Nieubłagany bohater Olkhon, który nie rozumiał, czym są łzy, zamienił się w duży kamień. Skała, którą Bajkał kiedyś wrzucił do Angary, ludzie nazywali kamieniem szamańskim. I spełniły się dobre życzenia Angary: tam, gdzie w jej ręku rzucano magiczne koraliki z klejnotami, rozrzucone były na wszystkie strony wielkie i jasne światła życia, miasta rosły. A takich miast będzie więcej.

OMUL BECZKA

Stało się to dawno, dawno temu. Rosjanie już polowali na omul na Bajkale iw połowach nie ustępowali rdzennym mieszkańcom Morza Chwalebnego - Buriatom i Ewenkom.

A pierwszym z rzemieślników-producentów był dziadek Sawelij - nie bez powodu pół życia spędził w przywódcach i od dzieciństwa żywił się nad morzem. Stary rybak dobrze znał swój biznes: znaleźć odpowiednie miejsce i wybrać odpowiedni czas na wędkowanie - to nie wyskoczy mu z rąk. Saveliy wyprowadził swojego dziadka z rybaków z rosyjskiej osady Kabansk, a kto nie wie, że rybacy dzików na całym Morzu Chwalebnym są uważani za najszczęśliwszych rybaków!

Ulubionym miejscem dziadka Sawelija była Zatoka Barguzińska, gdzie spędzał większość czasu. Ten odcinek jest blisko Kabanska, ale rybak Bajkał często musi podróżować dalej: w poszukiwaniu ławic omul, nie można zostać w jednym miejscu.

Pewnego ranka, po udanym spocie, rybacy zjedli śniadanie z tłustymi uszami omul, wypili mocną herbatę i odpoczęli nad morzem. I toczyła się między nimi rozmowa o tym i tamtym, a więcej o tej samej rybie, o jej zwyczajach, o tajemnicach głębin morskich.

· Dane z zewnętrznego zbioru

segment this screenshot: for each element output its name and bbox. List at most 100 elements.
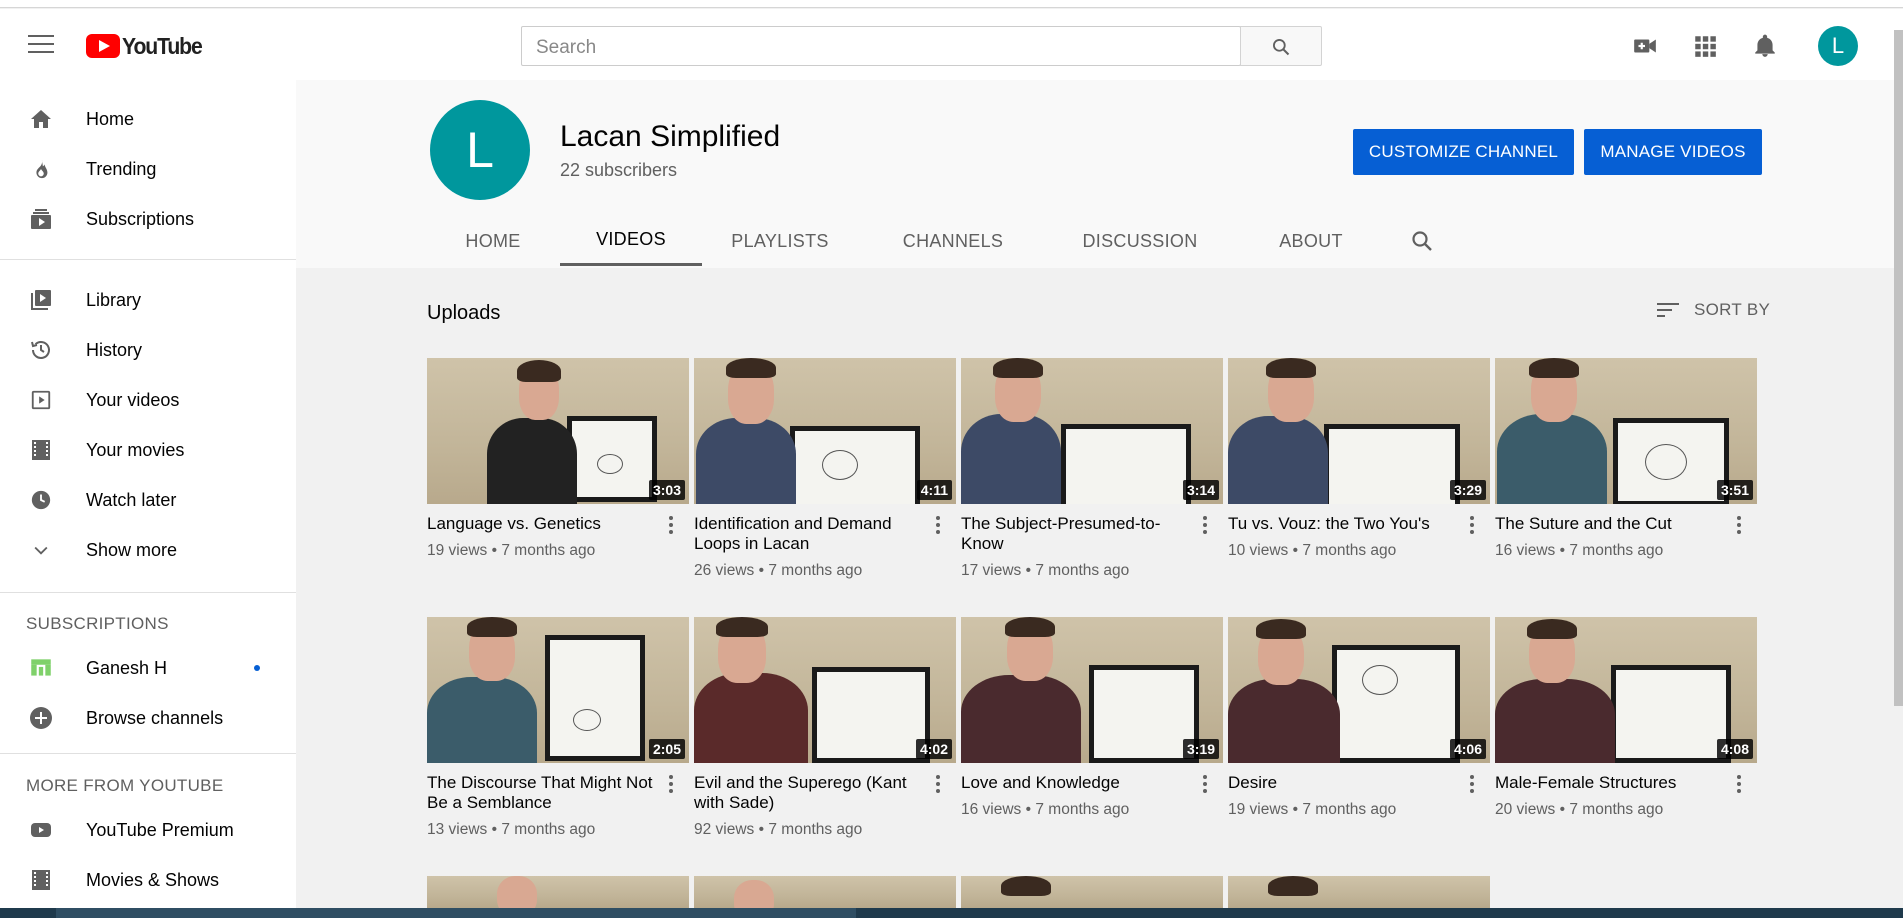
video-title[interactable]: The Subject-Presumed-to-Know <box>961 514 1193 554</box>
more-actions-icon[interactable] <box>1462 773 1482 797</box>
clock-icon <box>28 487 54 513</box>
sidebar-item-watch-later[interactable]: Watch later <box>0 475 296 525</box>
video-title[interactable]: Male-Female Structures <box>1495 773 1727 793</box>
video-metadata: 92 views • 7 months ago <box>694 821 863 838</box>
more-actions-icon[interactable] <box>928 773 948 797</box>
video-thumbnail[interactable]: 4:02 <box>694 617 956 763</box>
search-button[interactable] <box>1240 26 1322 66</box>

A w tym artelu był szczególnie dociekliwy facet, wielki myśliwy do słuchania doświadczonych rybaków, od których można zdobyć inteligencję. Nie karm młodzieńca chlebem, a jak coś w duszę zapadło, to niech się zorientuje, bez tego nie pójdzie spać, nie da spokoju sobie i ludziom. Facet miał na imię Garanka i pochodził z daleka, dlatego chciał dowiedzieć się więcej o Wspaniałym Morzu. Nie bez powodu dziadek Savely trzymał się blisko i starał się czegoś od niego dowiedzieć, dręczył go wszelkiego rodzaju pytaniami, a on nie miał zwyczaju zwlekać z odpowiedzią - zawsze szanuje osobę.

I tym razem Garanka siedział obok dziadka Sawelija i słuchał wszystkiego, o czym mówił, a potem nagle zapytał go:

Czy to prawda, że ​​tutejsze wiatry mają władzę nad rybami?

Dziadek Savely nie odpowiedział od razu. Spojrzał na Garankę ze zdziwieniem i zapytał:

Słyszałeś o beczce? Garanka był jeszcze bardziej zaskoczony.

O jakiej beczce? Nic nie wiem…

Jest taki… omul. Ona jest wyjątkowa - ta beczka. Magia…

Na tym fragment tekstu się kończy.